Geçenlerde Hürmüz Boğazı’ndan geçen ABD uçak gemisinin bunu bir daha yapmamasına dair İran tarafından yapılan son uyarı, Batı tarafından iyi gözlemlenmesi gereken bir işarettir. Bu, bize Tahran’daki rejimin savaşa hazır olduğunu anlatıyor.

İran ve ABD arasında gerginlik o kadar yüksek ki, iki taraf da istemese bile bir anda alev alabilir. Bu son düşmanlık sarmalı, ABD ve Avrupalı müttefikleri, Uluslararası Atom Enerjisi Kurumu’nun İran’ın nükleer faaliyetleriyle ilgili raporuna, ilave ve daha sert yaptırımlar uygulama ve tehdidinde bulunmayla karşılık vermelerinden sonra başladı. ABD’nin yeni önlemleri İran’ın petrol gelirlerini önemli derecede azaltabilir.

Bu durum, İran rejiminin iktidarda kalmasını tehlikeye sokabilir. O zaman, beklendiği üzere, iktidardaki din adamları, yurt içinde dayanışmayı arttırmak için buna güç gösterisiyle karşılık veriyor.
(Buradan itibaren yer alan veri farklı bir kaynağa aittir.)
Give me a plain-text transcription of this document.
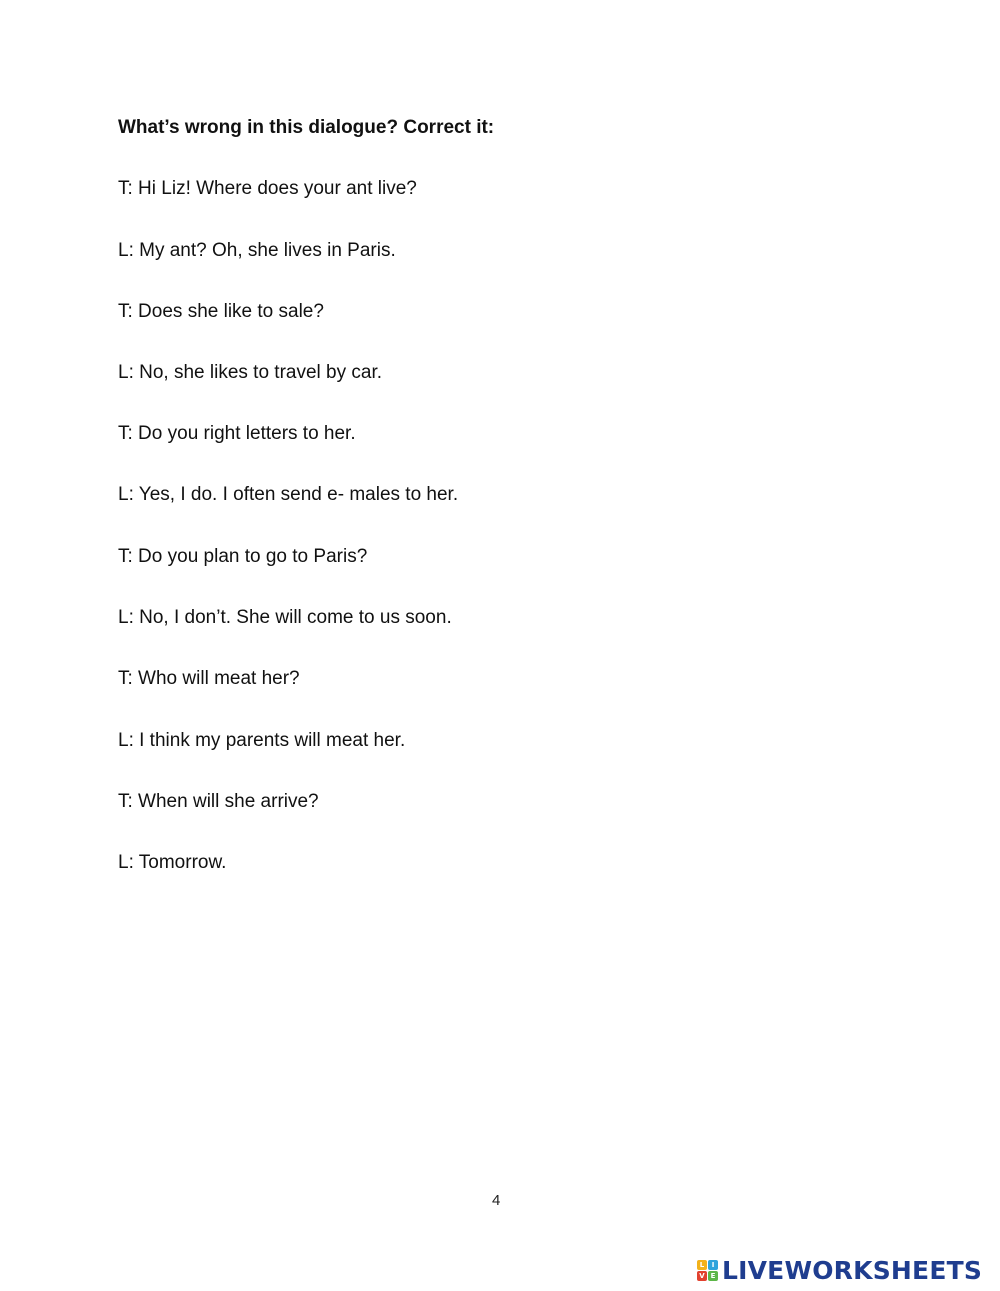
What’s wrong in this dialogue? Correct it:
T: Hi Liz! Where does your ant live?
L: My ant? Oh, she lives in Paris.
T: Does she like to sale?
L: No, she likes to travel by car.
T: Do you right letters to her.
L: Yes, I do. I often send e- males to her.
T: Do you plan to go to Paris?
L: No, I don’t. She will come to us soon.
T: Who will meat her?
L: I think my parents will meat her.
T: When will she arrive?
L: Tomorrow.
4
L	I
V E LIVEWORKSHEETS
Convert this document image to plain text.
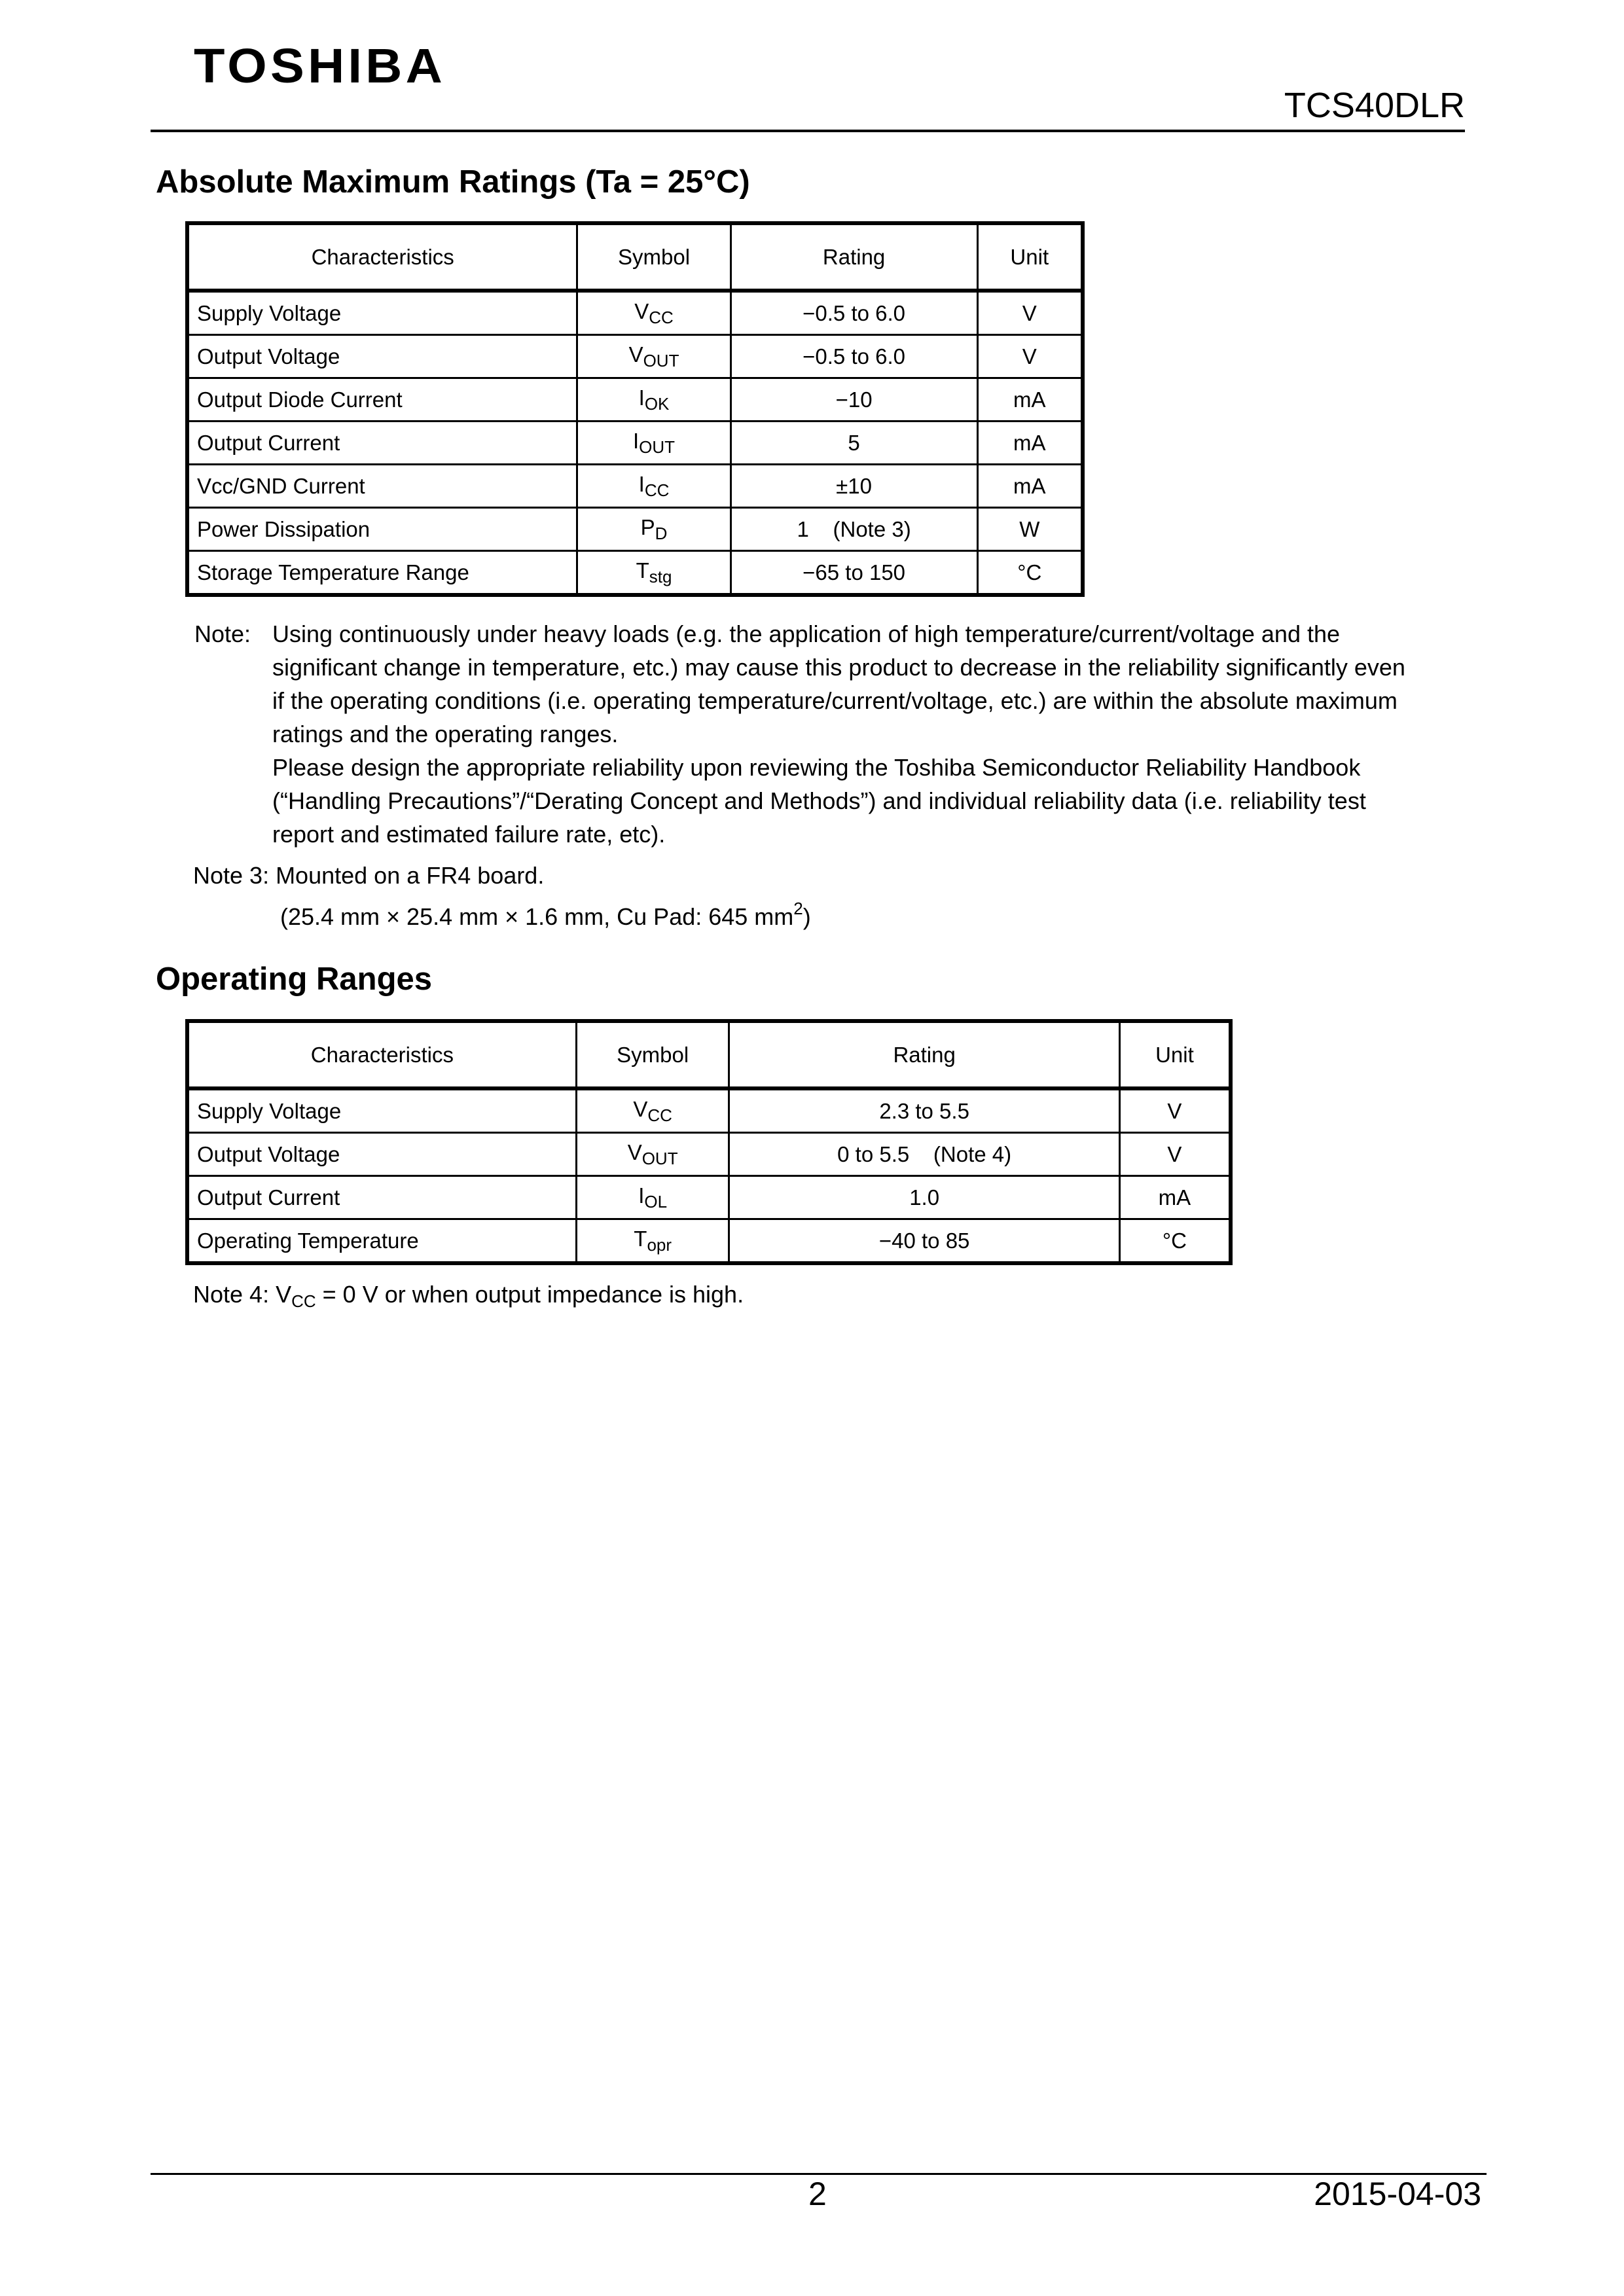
TOSHIBA
TCS40DLR
Absolute Maximum Ratings (Ta = 25°C)
Characteristics	Symbol	Rating	Unit
Supply Voltage	$V_{CC}$	−0.5 to 6.0	V
Output Voltage	$V_{OUT}$	−0.5 to 6.0	V
Output Diode Current	$I_{OK}$	−10	mA
Output Current	$I_{OUT}$	5	mA
Vcc/GND Current	$I_{CC}$	±10	mA
Power Dissipation	$P_D$	1    (Note 3)	W
Storage Temperature Range	$T_{stg}$	−65 to 150	°C
Note: Using continuously under heavy loads (e.g. the application of high temperature/current/voltage and the
significant change in temperature, etc.) may cause this product to decrease in the reliability significantly even
if the operating conditions (i.e. operating temperature/current/voltage, etc.) are within the absolute maximum
ratings and the operating ranges.
Please design the appropriate reliability upon reviewing the Toshiba Semiconductor Reliability Handbook
(“Handling Precautions”/“Derating Concept and Methods”) and individual reliability data (i.e. reliability test
report and estimated failure rate, etc).
Note 3: Mounted on a FR4 board.
(25.4 mm × 25.4 mm × 1.6 mm, Cu Pad: 645 $mm^2$)
Operating Ranges
Characteristics	Symbol	Rating	Unit
Supply Voltage	$V_{CC}$	2.3 to 5.5	V
Output Voltage	$V_{OUT}$	0 to 5.5    (Note 4)	V
Output Current	$I_{OL}$	1.0	mA
Operating Temperature	$T_{opr}$	−40 to 85	°C
Note 4: $V_{CC} = 0$ V or when output impedance is high.
2	2015-04-03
Ve onların, yabancı müdahalesi için caydırıcı unsur olarak gördükleri için İran’ın nükleer programına hız vermeleri de beklenebilir.

Bu, kendi kendilerini baltalayıcı neticeden kurtulmaları için Batılı kuvvetler, durumun Tahran’dan nasıl göründüğünü tahayyül etmelidirler.

Son aylarda İranlı protestocular pervasızca Tahran’daki İngiltere Büyükelçiliği’ne saldırdılar. İran, bir ABD insansız hava aracını düşürdüğünü iddia etti, ABD gemilerine saldırıların canlandırıldığı 10 günlük savaş oyunlarına başladı, dünya petrol ticaretinin yüzde 20’sinin geçtiği Hürmüz Boğazı’nı kapatacağı ve petrol fiyatlarını varili 250 dolara çıkaracağı tehdidinde bulundu.

Değişen tavır

Bu meydan okuma bir değişikliğe işaret ediyor. Son zamanlara kadar İran yurt dışından gelen iktisadi baskıları sineye çekmişti. O, nükleer programında süreci yavaşlatmak için yapılan gizli operasyonlar karşısında hep sessiz kalmış, görünüşe bakılırsa bir ABD-İsrail ortak projesi olan yıkıcı Stuxnet bilgisayar virüsünü bile bir kenara itmişti. Ama bilim adamlarına yapılan çok sayıdaki suikast ve askeri tesislerindeki şüpheli patlamalar, hükümetin canını sıktı ve onun sinirlerini bozdu. Bir patlama, İran’ın füze programını geliştirmekten sorumlu generalin ölümüne yol açtı. Saldırılar, ülkedeki güvenlik kuvvetlerinde sarsıntıya sebep oldu.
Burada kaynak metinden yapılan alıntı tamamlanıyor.